Collaborative Notes for Session (add your own thoughts!)
Community Archives in the Digital Era: Building the South Asian-American Digital Archive (Samip Mallick)
For the past nine years,
SAADA has digitally collected, preserved, and shared stories of South Asian Americans. Though South Asians have been a presence in the United States for more than 130 years, their stories are not taught in classrooms, found in textbooks, or reflected in popular media. SAADA is working to change that. The organization’s post-custodial digital-only approach reimagines the potential of community archives in the digital era. The archive, which now includes more than 3,000 unique items, reflects the largest collection of materials related to those in the US who trace their heritage to India, Pakistan, Bangladesh, Nepal, Sri Lanka, Bhutan, Maldives, and the many South Asian diaspora communities around the world. The First Days Project (http://www.firstdaysproject.org), where SAADA collects and shares stories from immigrants and refugees about their first experiences in the US, was awarded the American Historical Association’s Roy Rosenzweig Prize for Innovation in Digital History. And through initiatives such as Tides, SAADA’s online magazine, Our Stories, a forthcoming book about South Asian American history for high school-aged readers, and Where We Belong, SAADA’s Pew Center for Arts & Heritage-funded collaboration with artists, the organization brings materials from the archive to life, making them relevant to how we understand the diversity of the American experience. Samip Mallick, SAADA’s Co-Founder and Executive Director, will speak about the organization’s founding, its approach to building a community-based post-custodial archive, and its future directions.

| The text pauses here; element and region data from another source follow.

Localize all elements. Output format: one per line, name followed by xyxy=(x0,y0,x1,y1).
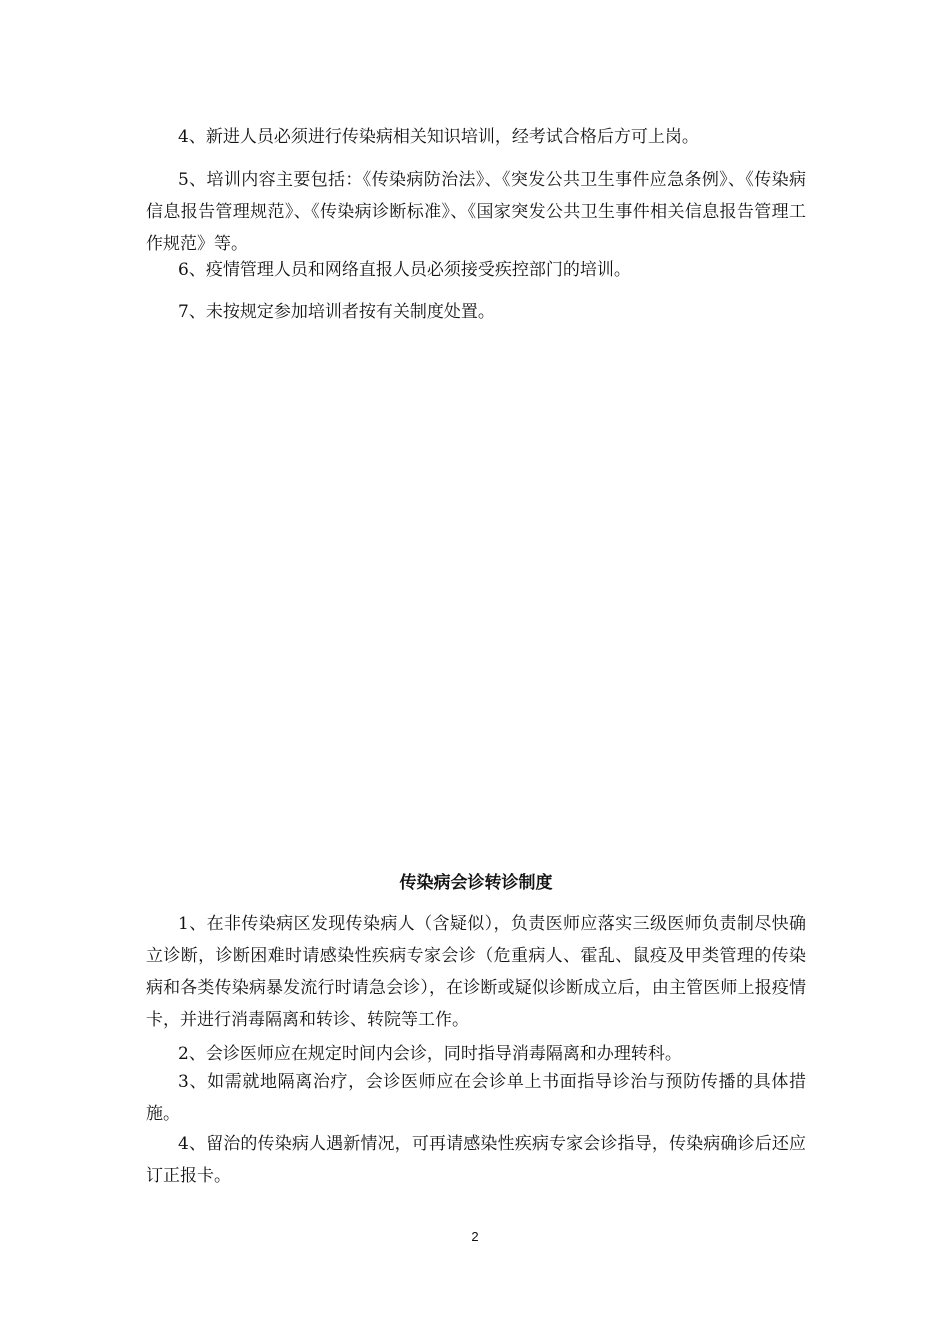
consultation-rule-1: 1、在非传染病区发现传染病人（含疑似），负责医师应落实三级医师负责制尽快确立诊断，诊断困难时请感染性疾病专家会诊（危重病人、霍乱、鼠疫及甲类管理的传染病和各类传染病暴发流行时请急会诊），在诊断或疑似诊断成立后，由主管医师上报疫情卡，并进行消毒隔离和转诊、转院等工作。 xyxy=(146,914,806,1030)
consultation-rule-4: 4、留治的传染病人遇新情况，可再请感染性疾病专家会诊指导，传染病确诊后还应订正报卡。 xyxy=(146,1134,806,1186)
consultation-rule-2: 2、会诊医师应在规定时间内会诊，同时指导消毒隔离和办理转科。 xyxy=(178,1044,682,1064)
training-rule-6: 6、疫情管理人员和网络直报人员必须接受疾控部门的培训。 xyxy=(178,260,631,280)
page-number: 2 xyxy=(471,1229,479,1244)
consultation-rule-3: 3、如需就地隔离治疗，会诊医师应在会诊单上书面指导诊治与预防传播的具体措施。 xyxy=(146,1072,806,1124)
training-rule-4: 4、新进人员必须进行传染病相关知识培训，经考试合格后方可上岗。 xyxy=(178,127,699,147)
training-rule-7: 7、未按规定参加培训者按有关制度处置。 xyxy=(178,302,495,322)
section-title: 传染病会诊转诊制度 xyxy=(399,873,553,893)
training-rule-5: 5、培训内容主要包括：《传染病防治法》、《突发公共卫生事件应急条例》、《传染病信息报告管理规范》、《传染病诊断标准》、《国家突发公共卫生事件相关信息报告管理工作规范》等。 xyxy=(146,170,806,254)
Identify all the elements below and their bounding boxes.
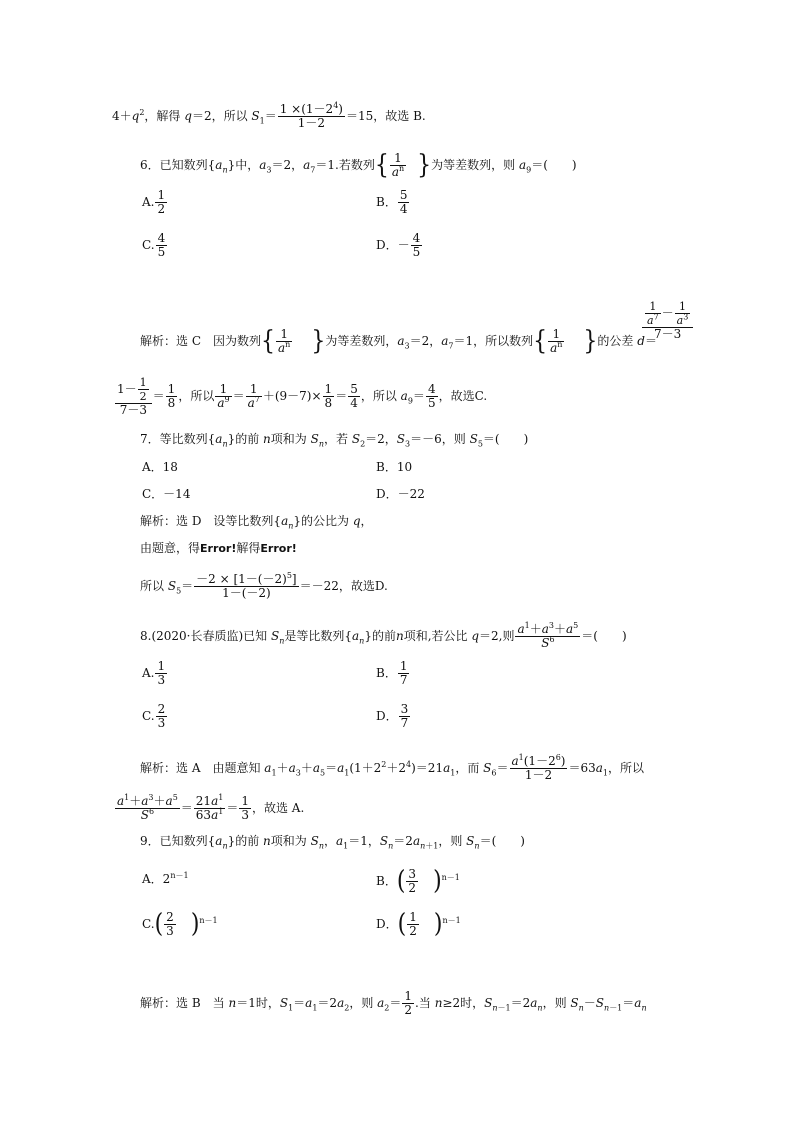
q5-solution-tail: $4+q^2$，解得 q＝2，所以 $S_1=$ $\frac{1 \times(1-2^4)}{1-2}$ ＝15，故选 B. <box>112 101 426 130</box>
q7-solution-line1: 解析：选 D 设等比数列$\{a_n\}$的公比为 q， <box>140 514 373 531</box>
q7-solution-line2: 由题意，得Error!解得Error! <box>140 541 297 555</box>
q6-option-b: B． $\frac{5}{4}$ <box>376 188 408 216</box>
q6-option-d: D．－ $\frac{4}{5}$ <box>376 231 421 259</box>
q9-option-d: D．( $\frac{1}{2}$ )$^{n-1}$ <box>376 908 461 939</box>
q7-option-b: B．10 <box>376 460 413 474</box>
q9-option-c: C.( $\frac{2}{3}$ )$^{n-1}$ <box>142 908 218 939</box>
q8-stem: 8.(2020·长春质监)已知 $S_n$是等比数列$\{a_n\}$的前n项和,若公比 q＝2,则 $\frac{a^1+a^3+a^5}{S^6}$ ＝( ) <box>140 621 627 650</box>
q9-solution-line1: 解析：选 B 当 n＝1时，$S_1=a_1=2a_2$，则 $a_2=$ $\frac{1}{2}$ .当 n≥2时，$S_{n-1}=2a_n$，则 $S_n-S_{n-1}=a_n$ <box>140 989 647 1017</box>
q7-option-d: D．－22 <box>376 487 425 501</box>
q6-option-a: A. $\frac{1}{2}$ <box>142 188 166 216</box>
q8-option-b: B． $\frac{1}{7}$ <box>376 659 408 687</box>
q9-stem: 9．已知数列$\{a_n\}$的前 n项和为 $S_n$，$a_1=1$，$S_n=2a_{n+1}$，则 $S_n=$( ) <box>140 834 525 851</box>
q7-solution-line3: 所以 $S_5=$ $\frac{-2 \times [1-(-2)^5]}{1-(-2)}$ ＝－22，故选D. <box>140 571 388 600</box>
q6-option-c: C. $\frac{4}{5}$ <box>142 231 166 259</box>
q6-stem: 6．已知数列$\{a_n\}$中，$a_3=2$，$a_7=1$.若数列{ $\frac{1}{a^n}$ }为等差数列，则 $a_9=$( ) <box>140 149 577 180</box>
q8-option-d: D． $\frac{3}{7}$ <box>376 702 409 730</box>
q6-solution-line2: 1－ $\frac{1}{2}$ 7－3 ＝ $\frac{1}{8}$ ，所以 $\frac{1}{a^9}$ ＝ $\frac{1}{a^7}$ ＋(9－7)× $\frac{1}{8}$ ＝ $\frac{5}{4}$ ，所以 $a_9=$ $\frac{4}{5}$ ，故选C. <box>117 376 488 417</box>
q8-solution-line1: 解析：选 A 由题意知 $a_1+a_3+a_5=a_1(1+2^2+2^4)=21a_1$，而 $S_6=$ $\frac{a^1(1-2^6)}{1-2}$ $=63a_1$，所以 <box>140 753 645 782</box>
q8-solution-line2: $\frac{a^1+a^3+a^5}{S^6}$ ＝ $\frac{21a^1}{63a^1}$ ＝ $\frac{1}{3}$ ，故选 A. <box>117 793 305 822</box>
q6-common-difference: $\frac{1}{a^7}$ － $\frac{1}{a^3}$ 7－3 <box>641 300 694 341</box>
q7-option-c: C．－14 <box>142 487 191 501</box>
q9-option-b: B．( $\frac{3}{2}$ )$^{n-1}$ <box>376 865 460 896</box>
q5-fraction: $\frac{1 \times(1-2^4)}{1-2}$ <box>279 101 343 130</box>
q9-option-a: A．$2^{n-1}$ <box>142 871 189 886</box>
q7-option-a: A．18 <box>142 460 178 474</box>
q6-solution-line1: 解析：选 C 因为数列{ $\frac{1}{a^n}$ }为等差数列，$a_3=2$，$a_7=1$，所以数列{ $\frac{1}{a^n}$ }的公差 d＝ <box>140 325 657 356</box>
q7-stem: 7．等比数列$\{a_n\}$的前 n项和为 $S_n$，若 $S_2=2$，$S_3=-6$，则 $S_5=$( ) <box>140 432 529 449</box>
q8-option-c: C. $\frac{2}{3}$ <box>142 702 166 730</box>
q8-option-a: A. $\frac{1}{3}$ <box>142 659 166 687</box>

Duchamp goes Digital: Tales in Planning an Artist’s Research Portal (Susan Anderson)
Susan Anderson Laquer will discuss her experience with the Marcel Duchamp Research Portal at the Philadelphia Museum of Art, and her international collaboration with a mix of colleagues (archivists, librarians, curators, IT professionals, advisors). She will share lessons learned on grant writing, project management, collection and user surveys, scope creep, developing a white paper, and now taking first steps towards implementation.
Bibliotheca Philadelphiensis: Digitizing (Almost) all the (Western) Medieval Manuscripts in Philadelphia (Diane Biunno)
In January 2016, a group of institutions organized by the Philadelphia Area Consortium of Special Collections Libraries (PACSCL) was awarded almost $500,000 by the Council on Library and Information Resources to digitize virtually all the region’s medieval manuscripts. This project,
Bibliotheca Philadelphiensis (BiblioPhilly), will create the country’s largest regional collection of digitized medieval manuscripts.
The three-year project, involving a total of 15 partner institutions, and led by Lehigh University, the University of Pennsylvania Libraries, and the Free Library of Philadelphia, will complete the digitization and online presentation of virtually all of the region’s medieval manuscripts—a total of almost 160,000 pages from more than 400 individual volumes. BiblioPhilly’s images and metadata will be hosted by the Penn Libraries’ manuscript portal,
OPenn, and will also be served via the IIIF protocol. The images will be released into the public domain at high resolution and available for download (by the page, manuscript, or collection) with descriptive metadata provided under the Creative Commons CC-BY-4.0 license.
In our presentation for KeystoneDH we will give an overview of our workflows, which include new manuscript cataloging and metadata quality assurance, provide a first look at our data online, and discuss our plans for making the data more easily accessible to humanists as the project progresses.